To the west, there’s the People’s Park and city hall:
I initially went to Shwedagon during the afternoon, right at the peak of the midday heat, but then I also went back at night, trying to catch the sunset over the spire. I was much too late, and missed the sunset, but got to see Shwedagon at night, which was pretty beautiful, as well as crowded – in the cooler night temperatures, a lot more people came out to enjoy the ambiance at Shwedagon!
Right southeast of Shwedagon is Maha Wizaya Pagoda, which I initially though was part of Shwedagon.
A couple of weeks ago, I read a description of churches in Medieval England as being centers of social activity. Sure, there would be the priests praying and doing their thing, with some people in attendance, but there would also be plenty of people doing business, sitting around, or just socializing. Sitting here for a bit, Maha Wizaya (and Shwedagon Pagoda) reminded me a lot of that description – there were some folks standing around teaching / telling a story to some kids, a whole crowd of people just sitting around, and some folks washing / rinsing a buddha statue.
Sule Pagoda is also a pretty important pagoda in Burmese culture, and it’s located in the middle of a roundabout. I’m not sure why it’s so important, it seemed rather small.
Maybe it’s famous because it’s right near the tourist district, where all the hotels are? In any case, the pagoda is a rather dull. In fact, the most remarkable feature is that given its smallness, at each of its four entrances, there is a booth charging admission – but only to foreigners. This kind of thing just annoys me, the whole hose-the-foreigners mentality. Sure, there are some things that only foreigners buy, and I don’t mind paying a bit extra for those, but if I’m doing the same thing a local might do, there’s no reason for it to cost extra!
Combined with the lack of anything interesting in Sule pagoda, the entire thing just left a bad taste in my mouth. Sure, it’s not a huge admission cost, but it’s the principle that matters.
Like Sule and Shwedagon, this is a pay-to-enter pagoda for foreigners, but I managed to wander in through a side entrance. The pagoda itself seemed ordinary enough, but it seemed to have a food giveaway for the new year.
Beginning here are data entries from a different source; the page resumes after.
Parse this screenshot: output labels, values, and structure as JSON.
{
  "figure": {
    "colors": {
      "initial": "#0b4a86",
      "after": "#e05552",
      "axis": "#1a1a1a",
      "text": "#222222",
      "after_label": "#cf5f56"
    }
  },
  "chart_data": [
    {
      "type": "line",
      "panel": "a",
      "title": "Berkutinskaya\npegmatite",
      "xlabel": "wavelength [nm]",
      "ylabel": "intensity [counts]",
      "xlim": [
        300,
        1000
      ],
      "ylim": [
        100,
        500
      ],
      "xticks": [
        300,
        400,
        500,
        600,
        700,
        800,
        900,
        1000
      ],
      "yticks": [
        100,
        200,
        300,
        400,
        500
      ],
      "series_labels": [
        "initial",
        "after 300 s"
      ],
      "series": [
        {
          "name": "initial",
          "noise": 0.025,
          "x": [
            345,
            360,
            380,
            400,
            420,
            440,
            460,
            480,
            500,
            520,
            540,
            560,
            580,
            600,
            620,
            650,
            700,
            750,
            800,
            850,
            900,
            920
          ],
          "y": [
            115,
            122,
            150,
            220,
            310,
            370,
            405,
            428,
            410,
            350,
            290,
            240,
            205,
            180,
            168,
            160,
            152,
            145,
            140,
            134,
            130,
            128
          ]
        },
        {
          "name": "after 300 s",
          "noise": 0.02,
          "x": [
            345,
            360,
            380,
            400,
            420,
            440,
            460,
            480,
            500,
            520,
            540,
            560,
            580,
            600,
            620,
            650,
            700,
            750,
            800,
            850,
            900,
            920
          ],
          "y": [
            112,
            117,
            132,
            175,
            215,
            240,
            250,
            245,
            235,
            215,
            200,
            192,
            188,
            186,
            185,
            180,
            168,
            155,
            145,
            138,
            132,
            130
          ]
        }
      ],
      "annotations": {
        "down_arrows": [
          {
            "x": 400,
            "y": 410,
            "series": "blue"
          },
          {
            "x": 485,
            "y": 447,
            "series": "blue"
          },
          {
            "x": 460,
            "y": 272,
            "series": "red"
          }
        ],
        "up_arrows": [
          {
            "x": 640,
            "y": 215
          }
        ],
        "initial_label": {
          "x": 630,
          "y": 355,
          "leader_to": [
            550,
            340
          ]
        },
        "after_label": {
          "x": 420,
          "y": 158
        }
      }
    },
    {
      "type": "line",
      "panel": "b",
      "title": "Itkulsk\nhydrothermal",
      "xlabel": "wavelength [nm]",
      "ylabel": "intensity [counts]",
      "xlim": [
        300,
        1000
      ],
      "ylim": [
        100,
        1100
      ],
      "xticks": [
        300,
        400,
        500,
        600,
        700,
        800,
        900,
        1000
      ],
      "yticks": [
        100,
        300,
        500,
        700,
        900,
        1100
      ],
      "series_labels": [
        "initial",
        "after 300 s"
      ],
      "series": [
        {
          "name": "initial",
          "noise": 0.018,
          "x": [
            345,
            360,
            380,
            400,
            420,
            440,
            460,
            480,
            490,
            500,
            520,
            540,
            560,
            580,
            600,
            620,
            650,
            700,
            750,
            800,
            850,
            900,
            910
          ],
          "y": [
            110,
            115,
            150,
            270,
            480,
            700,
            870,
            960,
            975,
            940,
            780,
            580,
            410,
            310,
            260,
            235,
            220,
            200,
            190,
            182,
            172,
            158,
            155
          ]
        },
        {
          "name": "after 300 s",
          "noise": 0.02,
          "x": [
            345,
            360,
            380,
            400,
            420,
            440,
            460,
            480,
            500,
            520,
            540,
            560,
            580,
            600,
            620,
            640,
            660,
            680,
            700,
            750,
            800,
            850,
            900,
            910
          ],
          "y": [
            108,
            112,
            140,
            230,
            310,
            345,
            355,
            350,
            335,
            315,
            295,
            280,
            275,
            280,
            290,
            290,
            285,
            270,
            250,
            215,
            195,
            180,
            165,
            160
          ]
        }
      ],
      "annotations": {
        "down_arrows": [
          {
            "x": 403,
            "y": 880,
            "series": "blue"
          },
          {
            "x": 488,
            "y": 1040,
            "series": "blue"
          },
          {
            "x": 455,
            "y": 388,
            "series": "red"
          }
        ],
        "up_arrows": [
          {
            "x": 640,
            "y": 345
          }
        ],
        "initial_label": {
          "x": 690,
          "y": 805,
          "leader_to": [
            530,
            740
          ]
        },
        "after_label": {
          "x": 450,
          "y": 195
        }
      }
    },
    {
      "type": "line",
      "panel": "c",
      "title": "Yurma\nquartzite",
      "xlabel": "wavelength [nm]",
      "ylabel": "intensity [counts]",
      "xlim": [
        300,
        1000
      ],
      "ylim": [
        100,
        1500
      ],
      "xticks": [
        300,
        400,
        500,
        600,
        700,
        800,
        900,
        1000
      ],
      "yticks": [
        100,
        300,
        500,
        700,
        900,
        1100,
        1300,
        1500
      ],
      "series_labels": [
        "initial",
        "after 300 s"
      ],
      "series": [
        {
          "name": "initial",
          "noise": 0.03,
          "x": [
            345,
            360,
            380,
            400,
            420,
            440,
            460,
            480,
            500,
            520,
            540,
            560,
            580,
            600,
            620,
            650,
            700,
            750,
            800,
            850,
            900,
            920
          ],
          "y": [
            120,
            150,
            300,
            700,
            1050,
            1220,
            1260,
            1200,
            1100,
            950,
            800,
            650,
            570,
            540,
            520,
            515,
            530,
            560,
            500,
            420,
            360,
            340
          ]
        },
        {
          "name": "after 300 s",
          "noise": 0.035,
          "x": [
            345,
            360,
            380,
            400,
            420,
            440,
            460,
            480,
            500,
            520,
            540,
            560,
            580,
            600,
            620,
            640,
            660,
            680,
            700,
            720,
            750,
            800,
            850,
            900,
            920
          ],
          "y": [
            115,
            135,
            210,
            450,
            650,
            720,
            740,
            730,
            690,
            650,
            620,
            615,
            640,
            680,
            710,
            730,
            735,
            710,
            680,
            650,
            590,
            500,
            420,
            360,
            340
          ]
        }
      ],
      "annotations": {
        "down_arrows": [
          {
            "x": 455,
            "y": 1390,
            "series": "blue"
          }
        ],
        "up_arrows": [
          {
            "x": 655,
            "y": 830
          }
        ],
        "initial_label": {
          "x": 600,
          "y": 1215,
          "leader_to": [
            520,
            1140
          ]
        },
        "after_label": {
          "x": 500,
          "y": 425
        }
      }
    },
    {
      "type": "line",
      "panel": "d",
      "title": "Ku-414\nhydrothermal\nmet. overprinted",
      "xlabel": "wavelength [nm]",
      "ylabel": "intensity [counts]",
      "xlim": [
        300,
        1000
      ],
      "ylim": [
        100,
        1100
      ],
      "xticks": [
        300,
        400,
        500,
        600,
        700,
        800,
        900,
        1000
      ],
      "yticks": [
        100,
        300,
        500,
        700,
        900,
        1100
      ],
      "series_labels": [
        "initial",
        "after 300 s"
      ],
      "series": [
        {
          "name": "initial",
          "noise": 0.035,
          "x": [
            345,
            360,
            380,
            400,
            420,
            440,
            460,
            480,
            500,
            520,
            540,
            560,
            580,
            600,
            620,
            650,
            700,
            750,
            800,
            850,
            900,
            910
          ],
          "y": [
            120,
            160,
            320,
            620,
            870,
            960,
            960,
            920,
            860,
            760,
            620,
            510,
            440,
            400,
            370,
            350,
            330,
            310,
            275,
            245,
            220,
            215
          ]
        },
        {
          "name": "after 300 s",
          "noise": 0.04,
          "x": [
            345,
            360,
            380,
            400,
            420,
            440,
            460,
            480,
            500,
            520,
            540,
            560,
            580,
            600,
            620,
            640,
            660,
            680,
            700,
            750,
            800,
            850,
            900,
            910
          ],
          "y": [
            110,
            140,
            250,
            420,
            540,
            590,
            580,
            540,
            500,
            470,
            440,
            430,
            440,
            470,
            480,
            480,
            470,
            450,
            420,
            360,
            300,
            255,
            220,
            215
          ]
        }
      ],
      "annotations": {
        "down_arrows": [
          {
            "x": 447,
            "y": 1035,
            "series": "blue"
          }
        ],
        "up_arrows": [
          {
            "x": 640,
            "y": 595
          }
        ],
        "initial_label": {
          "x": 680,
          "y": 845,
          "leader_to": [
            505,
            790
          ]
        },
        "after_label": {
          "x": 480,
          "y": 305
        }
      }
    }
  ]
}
You could also enter the inner sanctum (very crowded, very golden), and see an alter holding a couple strands of Buddha’s hair, overflowing with monetary donations.
The circular train, as its name implies, is a train track that goes around Yangon, from the city to the countryside and back again, in a little over 2 hours. The train station itself is also pretty cool, it’s got a classic feel to it, like how I’d expect a train station to look a century ago.
The ride itself is quite tranquil – once you leave Yangon train station, you enter the suburbs very quickly. Multistory buildings quickly disappear, to be replaced with fields and forest, small villages and shantytowns, abandoned buildings and empty expanses.
And of course, on the last stretch, just as the train is pulling back into Yangon station, it breaks down. I, as well as most of the other riders, simply hop off, and walk the rest of the way. A regular day in Myanmar, I guess?
Bogyoke Market is the main merchandise market of Yangon, but is somewhat lackluster compared to its compatriots in Vietnam, Thailand, or even Laos.
Kandawgyi Lake Park is a very nice park (admission charged, with foreigners paying slightly more) right in the center of Yangon, kind of like Central park in NYC. There’s not much lawn for walking around, but it’s a very nice stroll around the lake:
Curiously, the golden boat-like structure is a restaurant!
Bits and bobs:
– Monks were to be seen all over Yangon – walking around, collecting donations, even performing a blessing ceremony!
– Since Myanmar is right next to India, there’s a strong Indian food influences – I had some pretty good curry here, and ate with my hands for the first time! It was pleasantly enjoyable! Random street food was also delicious in Yangon – at night, people just bring out pre-cooked pots of food, and sell it economy rice style.